Listening to Robert Shiller’s online lectures, I’ve often half-written him an email in my head on some point. I distract myself and have to rewind. If you go to the “Drafts” folder in my brain, a third of them are to Robert Shiller.
Essentially, I wanted to tell him something about the humanities. I’m not sure what. Maybe just that the humanities exists. Professor Shiller can be quite perplexing. On the one hand, he’s a hugely influential figure in behavioral economics, and behavioral economics is the field with a great track record in confronting the more brutal absurdities of mainstream economics. On the other hand Shiller still is, frustratingly, very much an economist. Although behavioral economics may ameliorate some of the features of scientistic finance and economics which humanities scholars tend to find so frustrating, it never goes nearly far enough.
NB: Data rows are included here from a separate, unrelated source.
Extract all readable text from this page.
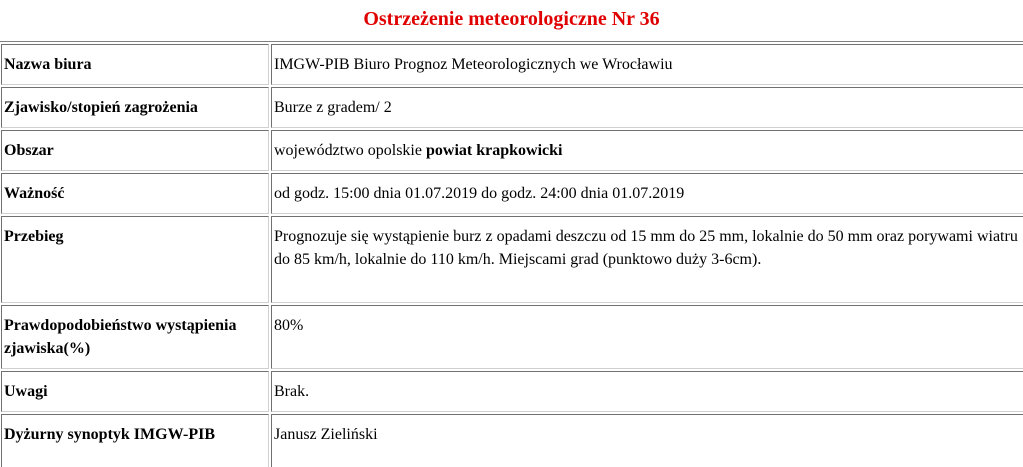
Ostrzeżenie meteorologiczne Nr 36
Nazwa biura	IMGW-PIB Biuro Prognoz Meteorologicznych we Wrocławiu
Zjawisko/stopień zagrożenia	Burze z gradem/ 2
Obszar	województwo opolskie powiat krapkowicki
Ważność	od godz. 15:00 dnia 01.07.2019 do godz. 24:00 dnia 01.07.2019
Przebieg	Prognozuje się wystąpienie burz z opadami deszczu od 15 mm do 25 mm, lokalnie do 50 mm oraz porywami wiatru do 85 km/h, lokalnie do 110 km/h. Miejscami grad (punktowo duży 3-6cm).
Prawdopodobieństwo wystąpienia zjawiska(%)	80%
Uwagi	Brak.
Dyżurny synoptyk IMGW-PIB	Janusz Zieliński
So I’m happy to see this article from him!
Behavioral economics was economics with an input from the psychology department. Every department has its own tool kit for approaching research; we were very much influenced by psychology. Maybe a little sociology, maybe a little anthropology, but nevertheless all social-science fields.
I’m starting now, with my more recent work, to think that we have to look at the humanities as well. There is something difficult to formalize about human beings, but something that we nonetheless have to understand, and I think one way to do that is with an approach that I’m calling “narrative economics”: taking economics and adding the study of the narratives that people transmit.
If Shiller is serious about narrative economics, he may want to give poststructuralism a whirl, and see if he can shake the set of intellectual habits that make “human instinct for storytelling” seem like an appropriate way of introducing an endeavor of this kind.